さっさと次のコーナー行きましょう! マニアたちのお部屋訪問〜!

ハヤタ
「パチパチパチパチ」
リク

――まずは1枚目! これは……どちらのお部屋ですか?

ハヤタ
私の部屋だな。左側に並んでいるのは、私のフィギュア&ぬいぐるみコレクション! ラインナップはもちろん、すべて、かいじゅうっぽいポケモンばかりだ

――すごい数のコレクションですねぇ……えっと、それよりも右側の風景が気になるというか……。

ハヤタ
ああ、右側は私の工房だ。着ぐるみなどを作っているんだ
リク
え……ちょっと、着ぐるみ制作で、金色の糸を使っているってことは……

――え? 金色の糸? 縫い目なんてよく見えましたね……

ハヤタ
ソレは私のこだわりだな。この金色の糸を使った着ぐるみ、なかなか評判が良くてな。最初はただの趣味だったんだが、同好の士が、通販も始めようって言ってくれてな。今では“それなり”に収入になっているよ
リク
“それなり”ってレベルじゃないじゃないですか! あなたがあの、伝説の着ぐるみ職人だったなんて!

――え? いきなり敬語ですか?

リク
そうだよ! オマエ、失礼じゃないか!

――なんで、こっちにはいきなりオマエ呼ばわりなんですか!?

ハヤタ
まぁまぁ。その道を歩んでいない人にとっては、私はただの変わり者に過ぎないんだよ

――ぐっ……なんだか腹の立つコメントですね。にしても、オドロキの事実が判明し、意外性バッチリなお部屋でした。さて、今度はリクさんの部屋ですね。

リク
オレの癒やしの空間だ! じっくり見てくれ!
ハヤタ
えっと……ファンシー? 棚にあるフォトフレームのヤツ、キミが描いたイラストか? 何とも個性的でアーティスティックな……

――何とも、ピンクで統一されたコメントしづらいお部屋で……ぬいぐるみとかはヤドンだらけ?

リク
愛と優しさに包まれてる感じでしょ? ……どうして2人ともボ――っとしてるの? もちろん、どのヤドンもちゃんと定期的に手入れをしているし、みんな清潔でいいコばかりだけど?

――いやいや、そこじゃないです。
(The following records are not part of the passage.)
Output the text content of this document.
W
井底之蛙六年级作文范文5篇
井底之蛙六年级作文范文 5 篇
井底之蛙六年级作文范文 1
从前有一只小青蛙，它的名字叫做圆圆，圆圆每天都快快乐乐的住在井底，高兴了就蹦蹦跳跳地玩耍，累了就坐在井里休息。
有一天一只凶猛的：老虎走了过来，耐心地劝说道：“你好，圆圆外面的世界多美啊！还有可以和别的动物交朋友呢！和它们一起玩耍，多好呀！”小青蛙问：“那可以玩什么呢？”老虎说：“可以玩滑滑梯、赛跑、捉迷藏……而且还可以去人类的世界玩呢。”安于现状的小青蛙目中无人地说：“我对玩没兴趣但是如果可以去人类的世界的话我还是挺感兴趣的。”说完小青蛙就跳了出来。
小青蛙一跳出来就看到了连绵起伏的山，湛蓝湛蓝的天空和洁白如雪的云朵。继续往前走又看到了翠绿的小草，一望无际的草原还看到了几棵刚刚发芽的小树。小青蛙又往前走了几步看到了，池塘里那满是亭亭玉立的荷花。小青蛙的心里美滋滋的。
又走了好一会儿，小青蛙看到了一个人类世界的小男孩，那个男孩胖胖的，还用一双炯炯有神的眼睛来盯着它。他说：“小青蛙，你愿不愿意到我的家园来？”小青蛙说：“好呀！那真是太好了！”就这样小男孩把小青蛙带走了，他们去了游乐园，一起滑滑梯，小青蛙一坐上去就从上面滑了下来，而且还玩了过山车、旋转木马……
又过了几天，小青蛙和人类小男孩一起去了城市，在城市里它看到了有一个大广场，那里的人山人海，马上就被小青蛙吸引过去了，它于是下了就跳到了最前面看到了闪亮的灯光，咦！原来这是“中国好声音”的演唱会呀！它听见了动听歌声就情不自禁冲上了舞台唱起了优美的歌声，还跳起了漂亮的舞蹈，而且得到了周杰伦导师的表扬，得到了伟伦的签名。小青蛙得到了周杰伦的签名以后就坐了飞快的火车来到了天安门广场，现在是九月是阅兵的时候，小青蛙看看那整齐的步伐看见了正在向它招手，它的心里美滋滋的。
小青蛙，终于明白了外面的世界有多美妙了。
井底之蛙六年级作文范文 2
ぬいぐるみがキレイか汚いかで驚いてません。

ハヤタ
ぬいぐるみのラインナップ、一応かいじゅうっぽいポケモンであるヤドンで統一されているが……男がピンク色まみれの部屋に住んでるってことのインパクトが強すぎるぞ。むしろ、部屋の主がかいじゅうマニアであることを忘れてしまう
リク
それは……。
一歩部屋を出れば、オレはかいじゅうマニアとして、過酷な世界を生きていかなければならないんだ。そう、理解し合える人の少ない、孤独な道だよね……。だからこそ、部屋では癒やしを求めるんだ。手持ちのポケモンは、まさに“かいじゅう”っぽいポケモンばかりだからね。せめて色くらい、ファンシーで愛にあふれたもので統一したかったんだ。そう、ヤドンの体と同じ、ピンク色系統にね!
……かいじゅうマニアとしての、悲しい業ってことかな
ハヤタ
おぉぉぉ! その覚悟! よくぞ言い切ったぁ!
まだ若いからとあなどっていたが、見直したぞ! たがいに進もうではないか! 我らだけの孤独な道を!!!!

――あぁ……2人の世界に入っちゃってますね。何なんですかね、孤独な道って。

マニアさん同士の交流について
聞いてみました。
が……残念な事実が判明しました。

――まぁ、どんな道を歩こうが、勝手だとは思いますが……。 そういえば、ほかにも“マニア”を名乗っている人たちがいますよね? 交流とかあるんですか?

ハヤタ
「そんなものはない」
リク

――まったく?

リク
まぁ、少しくらいは、話とかするけど……

――そうですか。こんちゅうマニアとか、話合いそうですよね。

ハヤタ
その根拠は? あいつらみたいに、年中森とかを歩いてむしタイプのポケモン探したりしてないぞ? 我々と話合いそうか?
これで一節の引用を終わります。